The driver opened the door and sat behind the wheel. "Kidhar jaana hai?"

I told him my address.

The car moved forward. I sat quietly, nervously, worrying that the driver would take a wrong turn and then kill me, but then I decided that I didn't care. What did I have to lose, anyway? I'd already lost the person I loved the most.

I relaxed and stared out the window. The roads were nearly empty, and the car was moving a little too fast for my liking. I remembered the prom night, when Liam was next to me and Zack was driving recklessly, and Ash was constantly worrying about her hair. I rolled down the windows. Cool night air rushed in. For a moment, it was as if he was with me again.

The streetlights flashed by in a blur. I couldn't even see the streetlamps properly. It was just a blur of neon orange, like I was looking at everything through a vintage filter.

We jerked to a stop in front of our building. "Two hundred and fifty rupees, and two hundred and seventy if you want me to carry your bags."

I sighed and got out of the car. My legs were shaky and numb from sitting for so long. The blood rushed down to my feet, and it pricked like a thousand needles.
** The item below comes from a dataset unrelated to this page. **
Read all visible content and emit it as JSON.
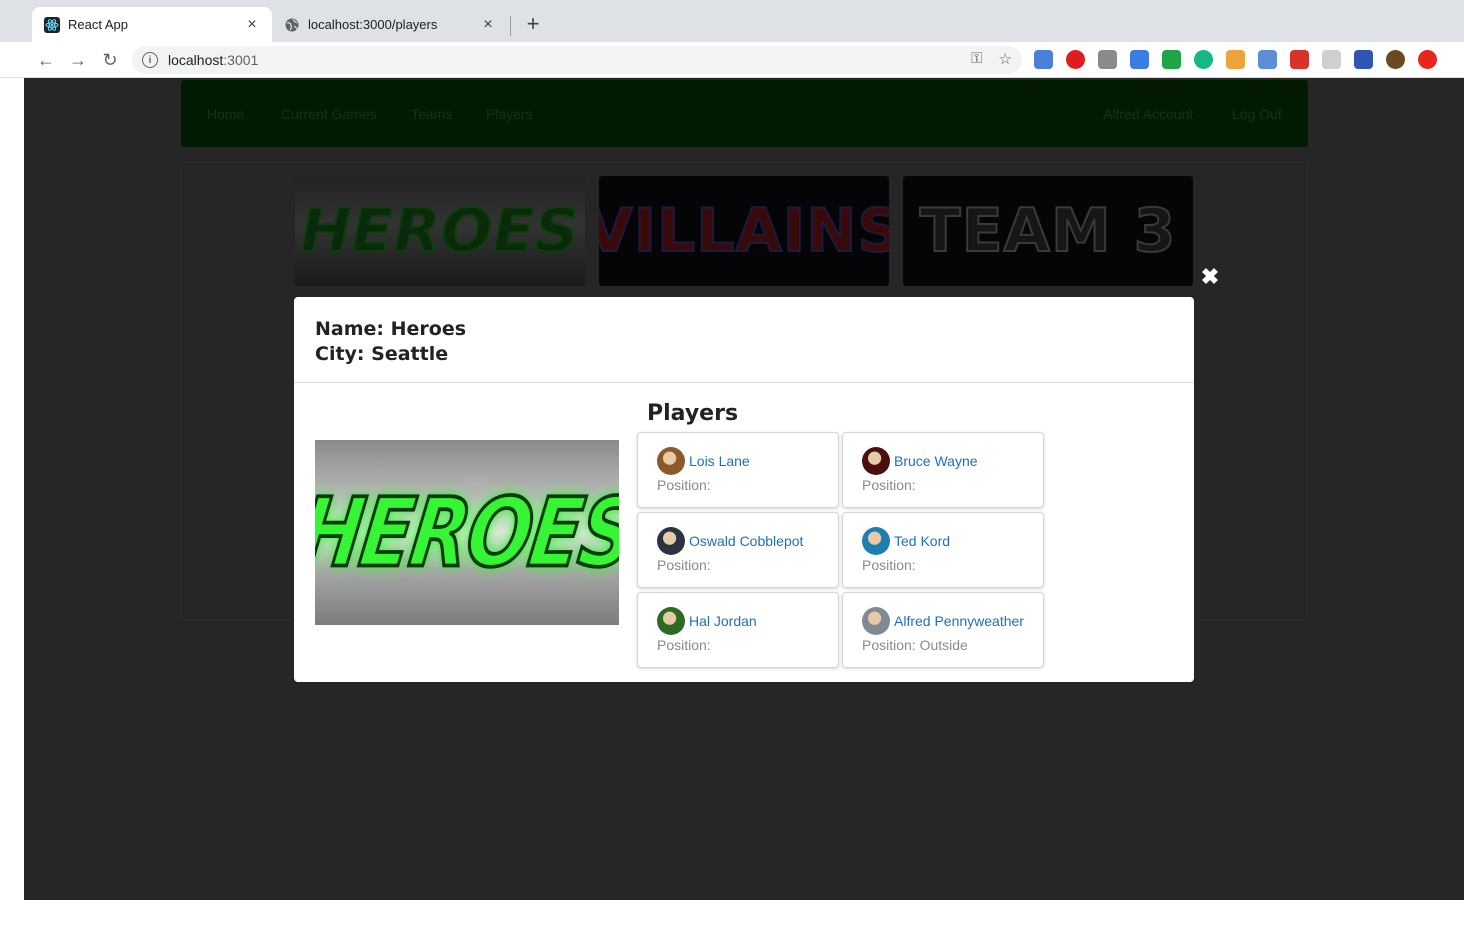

I paid him three hundred rupees and told him to keep the change, and he carried all my bags up to the third floor. I tried to keep him at an arm's length to avoid being touched by him. Even an accidental touch was something I didn't like. When I still lived here, mom warned me to be careful of these men before I went out anywhere. To be careful of any man. And it wasn't even like she was being overprotective. Crimes against women were so common in this city that girls avoided going out alone, and even if they did, returned home before dark.

It was pathetic.

I rang the doorbell and waited, leaning on my suitcase. My broken right arm had healed, and I'd got the cast taken off, but my left arm was still covered in burns, so I'd worn a full-sleeved t-shirt. The high collar hid the scar on my neck.

The corridor was dark. The lights weren't working, probably. Maybe there was a power-cut. That was pretty common. The walls were still yellow with age, and were crumbling. I could see that in the moonlight. The managing committee had said that they would get the walls painted. They had even collected money from everyone, promising to make proper colorful graffiti on the walls to make our apartments more attractive. But I'd known nothing was gonna happen. This city was full of lazy people.

Suddenly, a cold October breeze blew my hair into my face. I shivered. The air smelled like rain. I was reminded of the night when we first entered the sanatorium. The cold air, the rain, the damaged walls, the dark corridor. I rang the bell five more times, and a while later dad opened the door. He stared at me with bulging eyes. "Hazel?"

"Dad... um, can I come in?" He stepped aside and I dragged my bags in.

"What are you doing here?" he asked, giving me a hug, which obviously made me uncomfortable. I hated hugging him. I hoped he couldn't see my dark circles or how tired I looked.

"I... um... I'm very sleepy right now. Can I just... I'll explain everything to you tomorrow."

He looked at me suspiciously and nodded. "Fine. Alright. Okay. Go to sleep," he said and went to his room.